Payback depends on your local electricity rates, the installed cost in your market, and whether local grants or rebates apply. Enter your own numbers in the calculator below for a personalised estimate.

Check the warranty terms carefully Many home batteries come with warranties around 10 to 15 years, but terms vary. Some warranties are based on time, others on energy throughput or cycle limits. A battery cycled daily on a throughput-based warranty may expire earlier than the time period suggests. Read the warranty before you buy.

Common mistakes when buying a battery

Buying a battery before checking your inverter. Many older solar inverters are not battery-ready. Adding a compatible hybrid inverter to an existing system adds cost and complexity that some installers fail to mention upfront.

Choosing capacity based on solar panel output, not household demand.

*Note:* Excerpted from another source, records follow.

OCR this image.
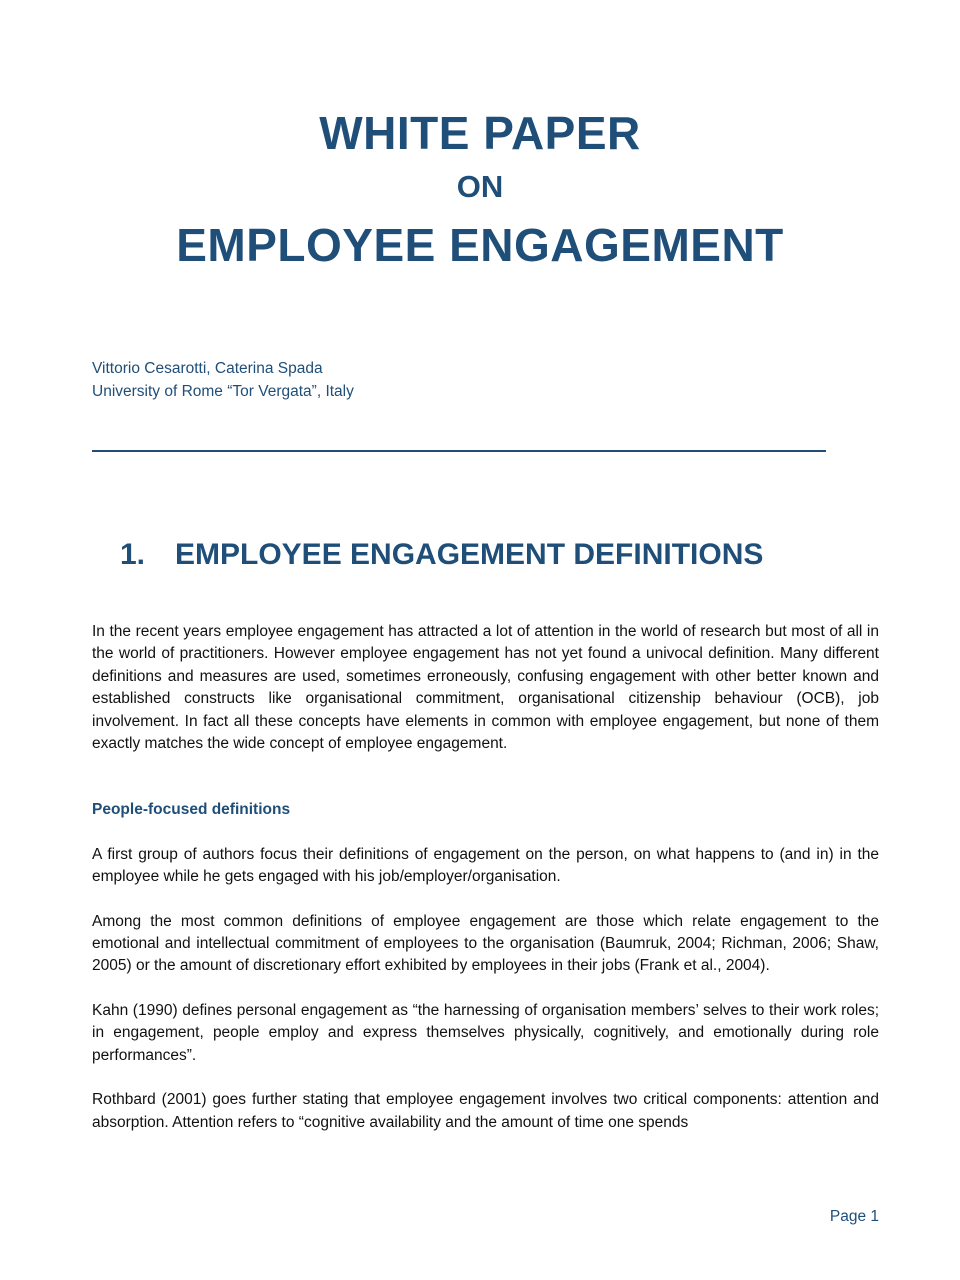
WHITE PAPER
ON
EMPLOYEE ENGAGEMENT
Vittorio Cesarotti, Caterina Spada
University of Rome “Tor Vergata”, Italy
1. EMPLOYEE ENGAGEMENT DEFINITIONS

In the recent years employee engagement has attracted a lot of attention in the world of research but most of all in the world of practitioners. However employee engagement has not yet found a univocal definition. Many different definitions and measures are used, sometimes erroneously, confusing engagement with other better known and established constructs like organisational commitment, organisational citizenship behaviour (OCB), job involvement. In fact all these concepts have elements in common with employee engagement, but none of them exactly matches the wide concept of employee engagement.

People-focused definitions

A first group of authors focus their definitions of engagement on the person, on what happens to (and in) in the employee while he gets engaged with his job/employer/organisation.

Among the most common definitions of employee engagement are those which relate engagement to the emotional and intellectual commitment of employees to the organisation (Baumruk, 2004; Richman, 2006; Shaw, 2005) or the amount of discretionary effort exhibited by employees in their jobs (Frank et al., 2004).

Kahn (1990) defines personal engagement as “the harnessing of organisation members’ selves to their work roles; in engagement, people employ and express themselves physically, cognitively, and emotionally during role performances”.

Rothbard (2001) goes further stating that employee engagement involves two critical components: attention and absorption. Attention refers to “cognitive availability and the amount of time one spends

Page 1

The right battery size matches your evening and overnight consumption, not your peak solar generation. A large solar array with a small household demand profile needs a modest battery, not a large one.

Assuming you will cycle the battery every day. In winter, a solar battery charges less because generation is low. In summer, it charges more. Annual average cycling is typically 250 to 300 full cycles per year in most climates when solar-charged, not 365.

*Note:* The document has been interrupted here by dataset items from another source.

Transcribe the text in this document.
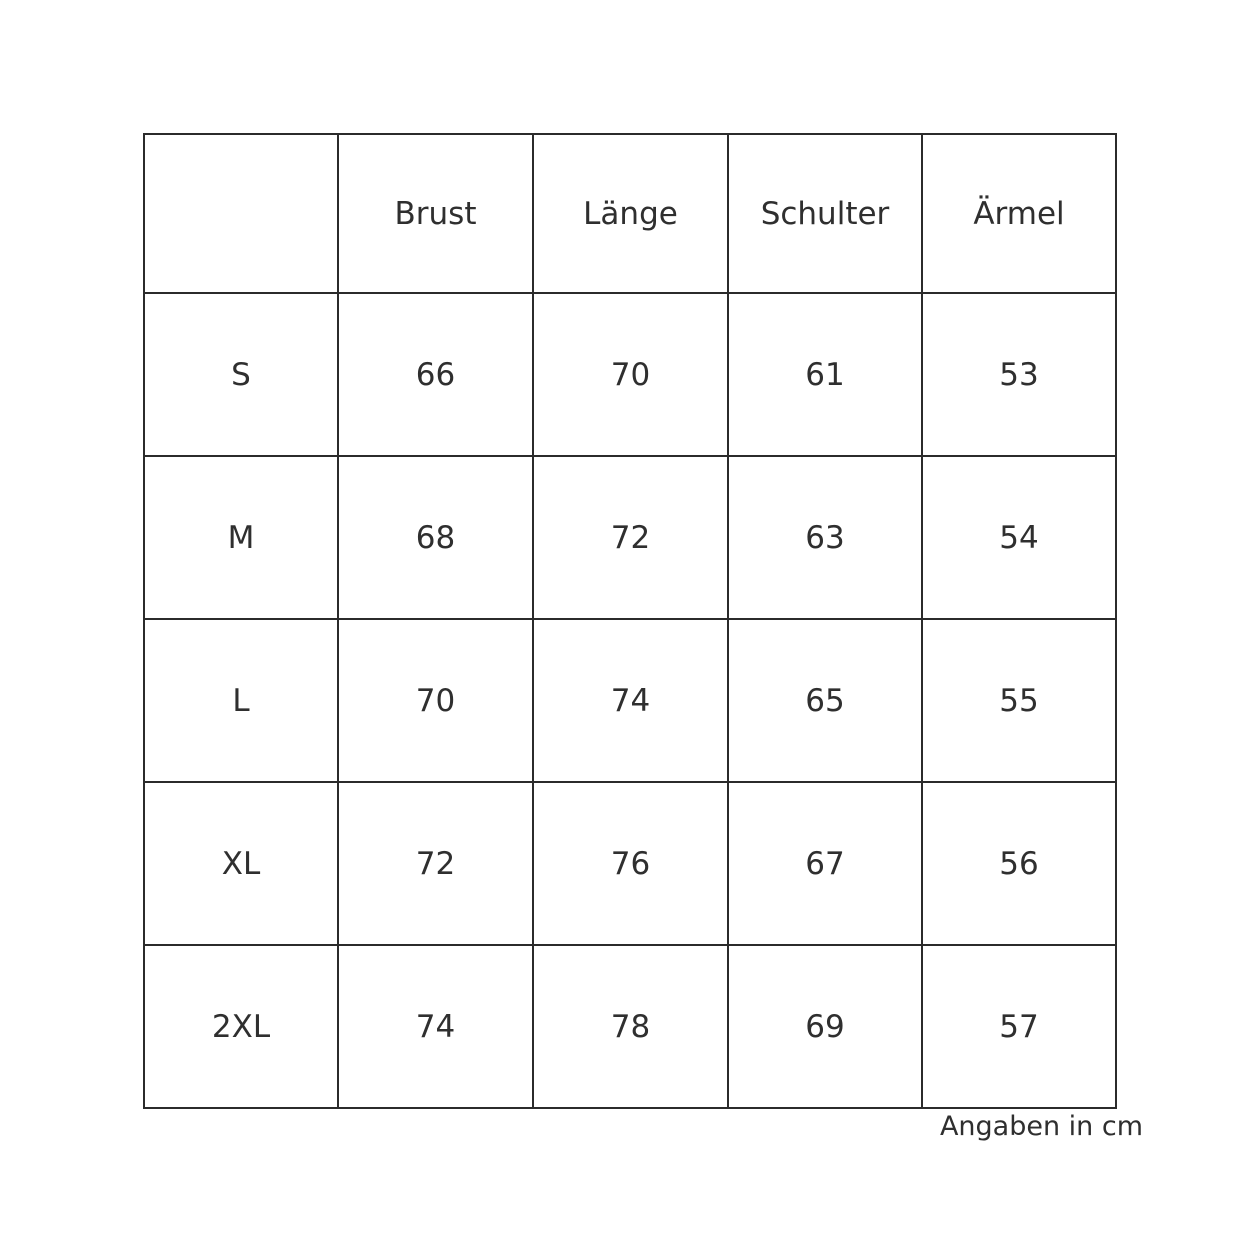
	Brust	Länge	Schulter	Ärmel
S	66	70	61	53
M	68	72	63	54
L	70	74	65	55
XL	72	76	67	56
2XL	74	78	69	57
Angaben in cm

Ignoring the tariff. A battery on a flat-rate tariff saves far less than one paired with a time-of-use tariff. Switching tariff at the same time as installing the battery is one of the highest-impact decisions you can make.

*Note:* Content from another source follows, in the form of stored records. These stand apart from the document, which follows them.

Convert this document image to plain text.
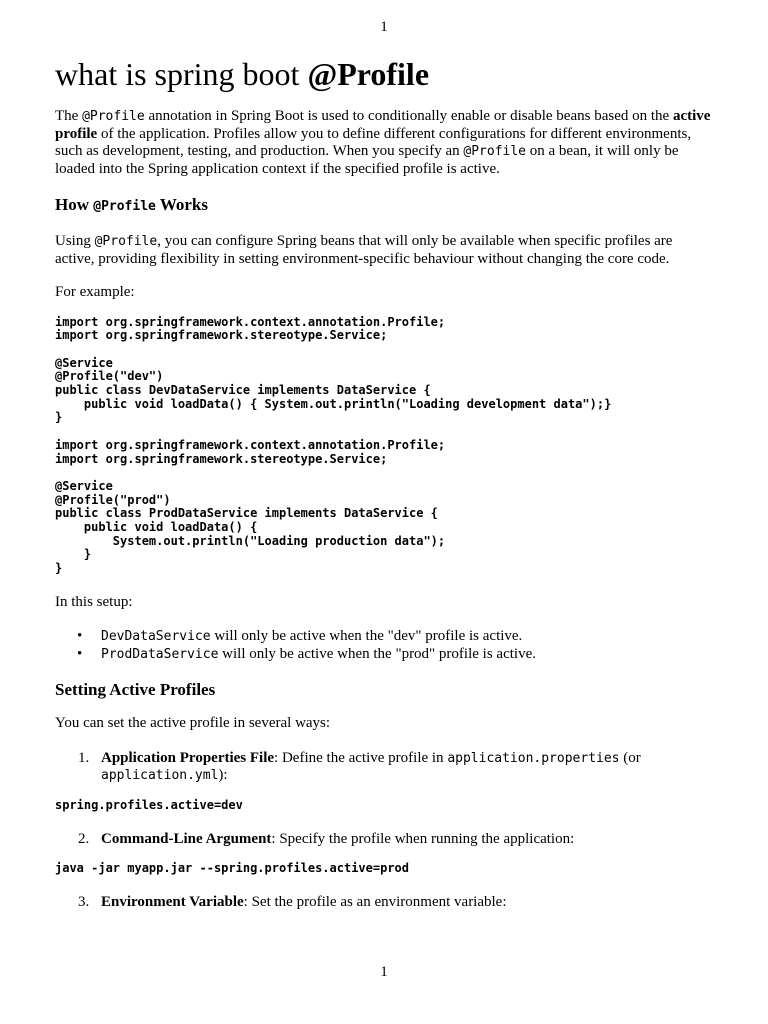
1
what is spring boot @Profile

The @Profile annotation in Spring Boot is used to conditionally enable or disable beans based on the active profile of the application. Profiles allow you to define different configurations for different environments, such as development, testing, and production. When you specify an @Profile on a bean, it will only be loaded into the Spring application context if the specified profile is active.

How @Profile Works

Using @Profile, you can configure Spring beans that will only be available when specific profiles are active, providing flexibility in setting environment-specific behaviour without changing the core code.

For example:

import org.springframework.context.annotation.Profile;
import org.springframework.stereotype.Service;

@Service
@Profile("dev")
public class DevDataService implements DataService {
public void loadData() { System.out.println("Loading development data");}
}

import org.springframework.context.annotation.Profile;
import org.springframework.stereotype.Service;

@Service
@Profile("prod")
public class ProdDataService implements DataService {
public void loadData() {
System.out.println("Loading production data");
}
}

In this setup:

• DevDataService will only be active when the "dev" profile is active.
• ProdDataService will only be active when the "prod" profile is active.
Setting Active Profiles

You can set the active profile in several ways:

1. Application Properties File: Define the active profile in application.properties (or application.yml):
spring.profiles.active=dev
2. Command-Line Argument: Specify the profile when running the application:
java -jar myapp.jar --spring.profiles.active=prod
3. Environment Variable: Set the profile as an environment variable:
1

Expecting backup power by default. Most home batteries do not provide backup power during a grid outage unless you specifically buy a system with islanding capability. Check before you buy if backup power matters to you.

How to pick the right size

Start with your evening electricity consumption. Look at your smart meter data or energy bills and find your average draw between 4pm and 11pm. That figure, in kWh, is roughly the battery capacity you need.

For most households, that is between 4 and 8 kWh. A 10 kWh battery gives you headroom for higher-demand days, an EV top-up, or overnight draw as well.

Going larger than 15 kWh rarely makes financial sense for a single-family home without a large EV fleet or unusually high energy consumption.

How to check if a battery pays back for you

Before contacting an installer, gather these five numbers. They determine whether a battery makes financial sense for your situation.

  1. Installed battery cost. Get at least two quotes. Ask the installer to break out hardware and labour separately, and whether the quote includes inverter replacement if needed.
  2. Your electricity import rate. Check a recent bill for the rate you pay per kWh. If you are on a time-of-use tariff, note the peak and off-peak rates separately.
  3. Your export rate or feed-in tariff. If you have solar panels, find what you earn per kWh exported to the grid. This is often shown on your bill or in your energy account.
  4. Estimated daily cycling. A battery cycling once per day at 10 kWh stores 3,650 kWh per year. In practice, solar batteries average 250 to 300 full cycles per year. Adjust for your climate and solar system size.
  5. Compare annual saving against battery lifetime. Multiply your daily saving by 365, then divide the net installed cost by the annual saving. If payback exceeds the warranty period, wait for prices to fall further or check for available grants.

Calculate your home battery payback

Enter your electricity rate, export rate, battery cost, and expected cycling to get a payback estimate based on your situation.

Open Battery Calculator

Battery prices have fallen steadily for several years. If your payback period is currently 18 years or more, waiting two to three years may make sense. The exception is if you are installing solar panels now: adding a battery at the same time reduces installation costs, because the labour and electrical work overlaps. Run your numbers in the calculator, then get at least two installer quotes before committing.